As an attorney recruiter, I have seen a variety of business cards slide across my desk. Some have been good, some have been bad, and some have been downright ugly. It seems trite, but your business card truly is your own personal form of marketing. What you put on your business card should reflect your brand as an attorney candidate.
The front of a business card is the first thing many people see when you introduce yourself. Therefore, the front of your business card, along with your appearance, can make or break your chances for a job or to retain a client. As a legal recruiter, I have heard law firms exclaim in surprise that they thought the business card did not inspire confidence in the candidate before them. It is worth the effort to examine the front of your business card and determine the most important information to include as well as the placement of that information in the most eye-catching manner.
Having an effective business card means more than just printing your name and telephone number on the front. Not only should you have certain information on your card, you should also include this information in way that immediately draws the eye to the important points and makes a statement about your professionalism and organizational skills.
Here are a few rules to follow when designing the front of your business card.

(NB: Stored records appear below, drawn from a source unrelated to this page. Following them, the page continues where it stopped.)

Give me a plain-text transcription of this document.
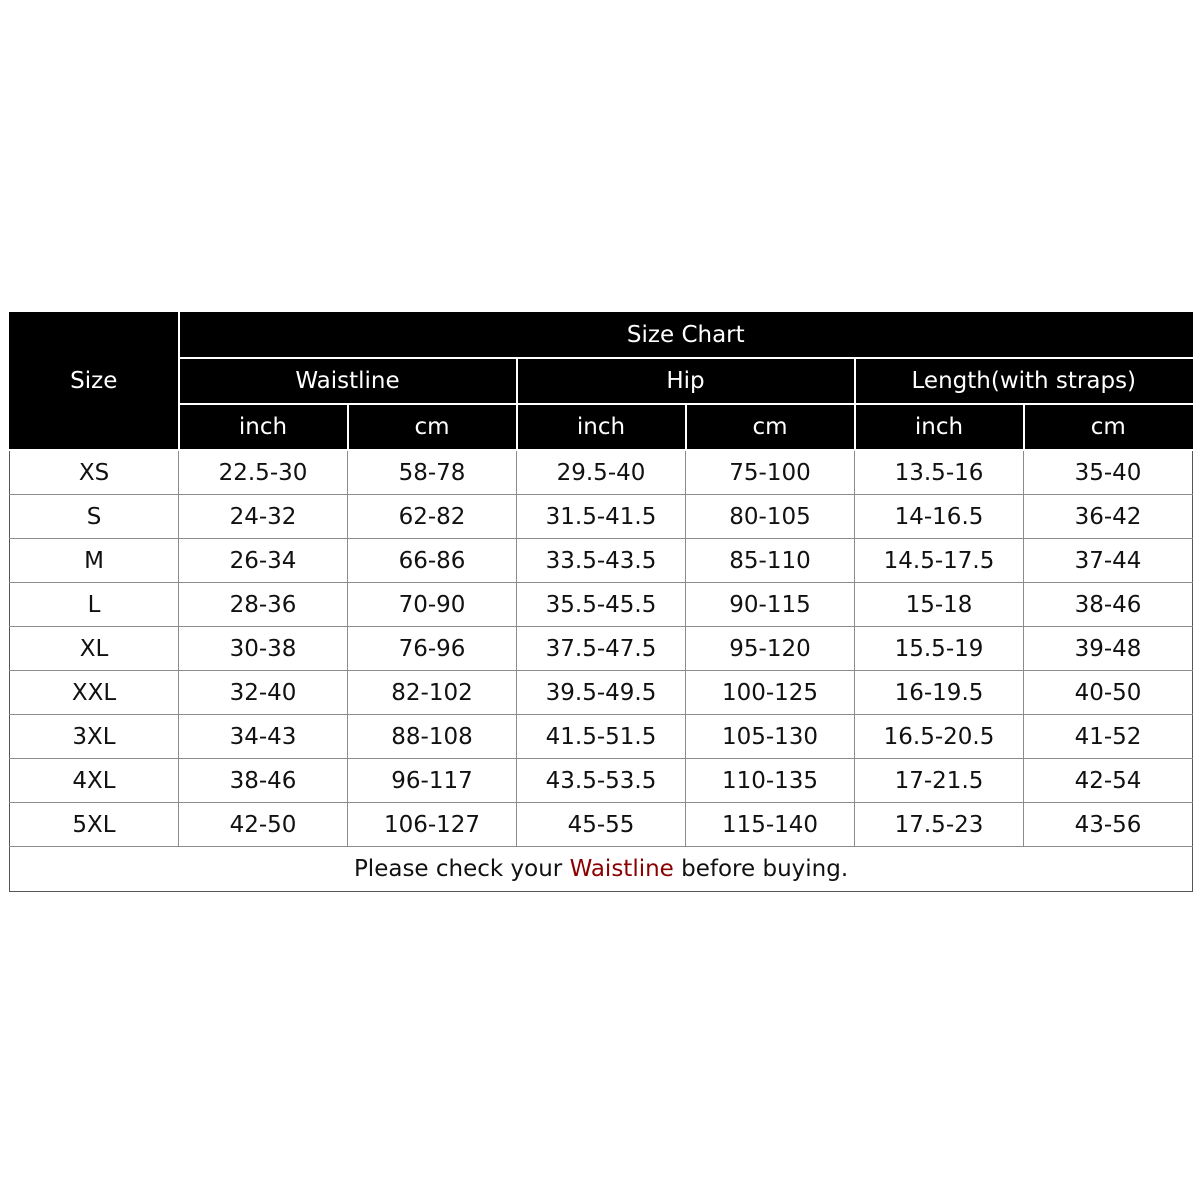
Size	Size Chart					
	Waistline		Hip		Length(with straps)	
	inch	cm	inch	cm	inch	cm
XS	22.5-30	58-78	29.5-40	75-100	13.5-16	35-40
S	24-32	62-82	31.5-41.5	80-105	14-16.5	36-42
M	26-34	66-86	33.5-43.5	85-110	14.5-17.5	37-44
L	28-36	70-90	35.5-45.5	90-115	15-18	38-46
XL	30-38	76-96	37.5-47.5	95-120	15.5-19	39-48
XXL	32-40	82-102	39.5-49.5	100-125	16-19.5	40-50
3XL	34-43	88-108	41.5-51.5	105-130	16.5-20.5	41-52
4XL	38-46	96-117	43.5-53.5	110-135	17-21.5	42-54
5XL	42-50	106-127	45-55	115-140	17.5-23	43-56
Please check your Waistline before buying.						
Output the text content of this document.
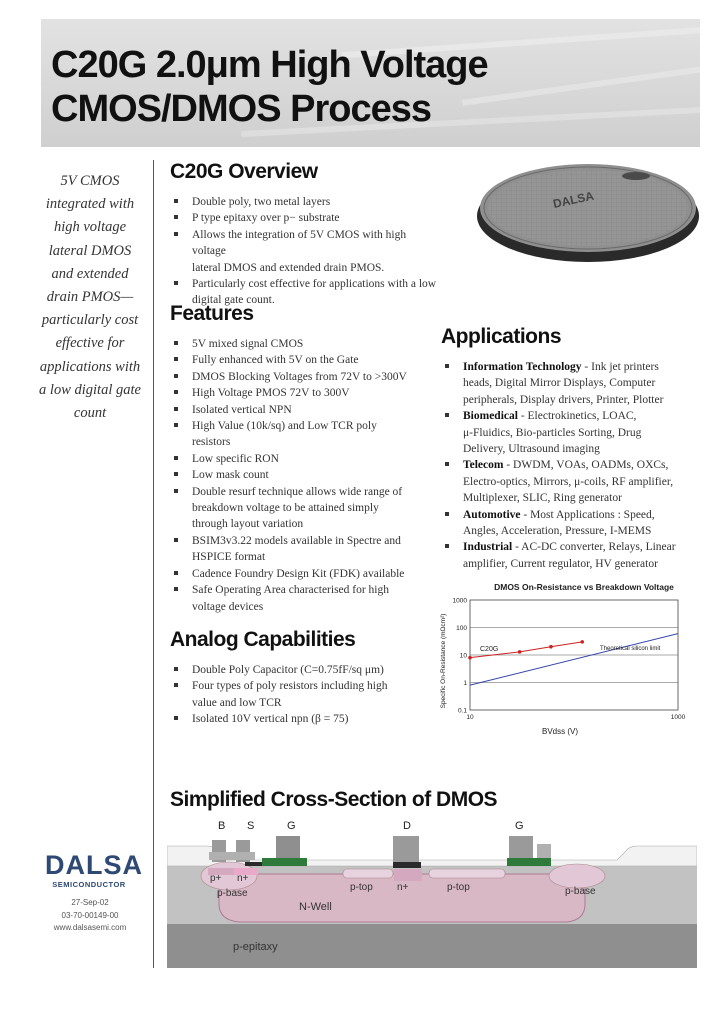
C20G 2.0μm High Voltage
CMOS/DMOS Process
5V CMOS integrated with high voltage lateral DMOS and extended drain PMOS— particularly cost effective for applications with a low digital gate count
DALSA
C20G Overview
Double poly, two metal layers
P type epitaxy over p− substrate
Allows the integration of 5V CMOS with high voltage
lateral DMOS and extended drain PMOS.
Particularly cost effective for applications with a low
digital gate count.
Features
5V mixed signal CMOS
Fully enhanced with 5V on the Gate
DMOS Blocking Voltages from 72V to >300V
High Voltage PMOS 72V to 300V
Isolated vertical NPN
High Value (10k/sq) and Low TCR poly
resistors
Low specific RON
Low mask count
Double resurf technique allows wide range of
breakdown voltage to be attained simply
through layout variation
BSIM3v3.22 models available in Spectre and
HSPICE format
Cadence Foundry Design Kit (FDK) available
Safe Operating Area characterised for high
voltage devices
Analog Capabilities
Double Poly Capacitor (C=0.75fF/sq μm)
Four types of poly resistors including high
value and low TCR
Isolated 10V vertical npn (β = 75)
Applications
Information Technology - Ink jet printers
heads, Digital Mirror Displays, Computer
peripherals, Display drivers, Printer, Plotter
Biomedical - Electrokinetics, LOAC,
μ-Fluidics, Bio-particles Sorting, Drug
Delivery, Ultrasound imaging
Telecom - DWDM, VOAs, OADMs, OXCs,
Electro-optics, Mirrors, μ-coils, RF amplifier,
Multiplexer, SLIC, Ring generator
Automotive - Most Applications : Speed,
Angles, Acceleration, Pressure, I-MEMS
Industrial - AC-DC converter, Relays, Linear
amplifier, Current regulator, HV generator
DMOS On-Resistance vs Breakdown Voltage
BVdss (V)
Specific On-Resistance (mΩcm²)
0.1
1
10
100
1000
10	1000
C20G	Theoretical silicon limit
Simplified Cross-Section of DMOS
p+ n+
p-base
N-Well
p-top n+	p-top	p-base
p-epitaxy
B S	G	D	G
DALSA
SEMICONDUCTOR
27-Sep-02
03-70-00149-00
www.dalsasemi.com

Do not cram. It is tempting to put all of your information on the front of your card, but resist the temptation. A “busy” card turns off prospective clients and employers with sensory overload. Include only vital contact information; save the bios and other non-essentials for a resume or your web site. Legal candidates intent on impressing law firms can do so with their professional business card backed by a resume and portfolio which offer the pertinent details.
Do not use funky fonts. Cute fonts are appropriate for bake sale posters, not a business card. Use clear, legible fonts and add an interesting logo for art value. Be sure the font is large enough to be read easily.
Leave some white space. Many people jot notes on business cards, so leave a little white space to accommodate this habit.
Consider a “call to action.” If you include any statement on your business card other than your contact information, make it short and sweet and make it a call to action. A call to action suggests and action someone can take following their perusal of your information. Think about how to work your call to action in a very short statement and include it at the bottom of the card.
Avoid too many colors. While professionally-printed cards give you the option to include colors, avoid using more than two or three. A little color adds interest; too much dazzles the eyes and causes confusion. Keep all your printed information a single color in groups; for example, all your contact information should be one color while your call to action could be a second color and your logo a third.
When it comes to obtaining a lawyer job in California, your business card could be the first step in or out of the door. Rather than leaving it to chance, attorney candidates should give it the careful review it deserves.